This is reported by Bhaskar Pardeshi from VMware.
Details
- Reviewers
rscheff tuexen - Group Reviewers
transport - Commits
- rGf5abdb03119a: tcp: fix a bug where unshifting should be put last in tcp_get_srtt()
Verified with siftr
analysis for example:
old minimal srtt_usecs = (1 >> TCP_RTT_SHIFT) * tick = (1 >> 5) * 1000 = 0
new minimal srtt_usecs = (1 * tick) >> TCP_RTT_SHIFT = (1 * (1000)) >> 5 = 31
Diff Detail
- Repository
- rG FreeBSD src repository
- Lint
Lint Not Applicable - Unit
Tests Not Applicable
Event Timeline
sys/netinet/tcp_subr.c | ||
---|---|---|
4665 | I think you should add a comment that you use srtt = TICKS_2_USEC(tp->t_srtt) >> TCP_RTT_SHIFT instead of srtt = TICKS_2_USEC(tp->t_srtt >> TCP_RTT_SHIFT) to increase the precision.
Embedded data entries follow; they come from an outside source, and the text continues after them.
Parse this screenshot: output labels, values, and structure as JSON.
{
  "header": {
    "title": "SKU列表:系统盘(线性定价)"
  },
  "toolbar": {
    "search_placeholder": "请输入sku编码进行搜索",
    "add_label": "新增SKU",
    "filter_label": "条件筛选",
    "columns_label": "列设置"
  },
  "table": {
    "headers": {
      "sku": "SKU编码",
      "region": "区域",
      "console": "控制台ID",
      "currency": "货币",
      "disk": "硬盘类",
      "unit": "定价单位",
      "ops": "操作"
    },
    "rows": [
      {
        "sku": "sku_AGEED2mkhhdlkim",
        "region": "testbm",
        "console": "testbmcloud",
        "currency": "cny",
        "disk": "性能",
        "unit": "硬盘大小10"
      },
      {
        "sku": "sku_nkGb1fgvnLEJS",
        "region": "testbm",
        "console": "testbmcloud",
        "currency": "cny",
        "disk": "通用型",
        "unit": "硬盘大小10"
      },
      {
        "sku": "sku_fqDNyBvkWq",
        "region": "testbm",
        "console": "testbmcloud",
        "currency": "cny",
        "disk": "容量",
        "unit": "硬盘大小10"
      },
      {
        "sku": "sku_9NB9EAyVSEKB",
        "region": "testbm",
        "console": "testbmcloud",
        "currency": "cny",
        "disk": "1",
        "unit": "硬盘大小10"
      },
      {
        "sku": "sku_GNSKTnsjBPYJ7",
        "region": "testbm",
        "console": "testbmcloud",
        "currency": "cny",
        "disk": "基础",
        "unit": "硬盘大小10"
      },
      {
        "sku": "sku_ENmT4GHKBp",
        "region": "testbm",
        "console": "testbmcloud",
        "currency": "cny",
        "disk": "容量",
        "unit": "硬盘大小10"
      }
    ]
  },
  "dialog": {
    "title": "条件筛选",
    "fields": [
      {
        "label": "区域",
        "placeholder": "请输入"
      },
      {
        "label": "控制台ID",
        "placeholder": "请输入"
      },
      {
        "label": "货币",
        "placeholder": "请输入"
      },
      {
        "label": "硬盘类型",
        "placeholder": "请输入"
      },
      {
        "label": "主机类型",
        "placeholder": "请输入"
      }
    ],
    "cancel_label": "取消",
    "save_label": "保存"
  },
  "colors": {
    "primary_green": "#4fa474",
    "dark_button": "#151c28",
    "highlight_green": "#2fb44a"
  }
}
While doing this, you might want to replace the double space after = by a single one. |
For what its worth...
While this does indeed fix a bug where we lose precision, it also reduces the maximum SRTT value which can be stored in ticks without risking an overflow during the TICKS_2_USEC conversion.
Previously, the value only overflowed when (srtt >> 5) exceeded (UINT32_MAX / hz). Now, the value will overflow if the unshifted srtt exceeds (UINT32_MAX / hz).
Where hz == 1000, this means we will now overflow if srtt > 4,294,967, which translates to roughly 134.217 seconds. Previously, with hz == 1000, we would overflow if srtt > 137,438,975, which translates to roughly 4,294.967 seconds.
It seems unlikely we would see an srtt of over two minutes; however, it is more likely we would see that than an srtt of over 1 hour. Also, using hz values over 1000 (does anyone do this?) will cause the code to be more susceptible to an overflow.
I'm not suggesting a change at this point. Rather, I'm making an observation in case something strange pops up in the future or someone knows of a use case where this will be a problem.
(If necessary, the fix would be to calculate the srtt using a uint64_t and truncate it to uint32_t when returning it.)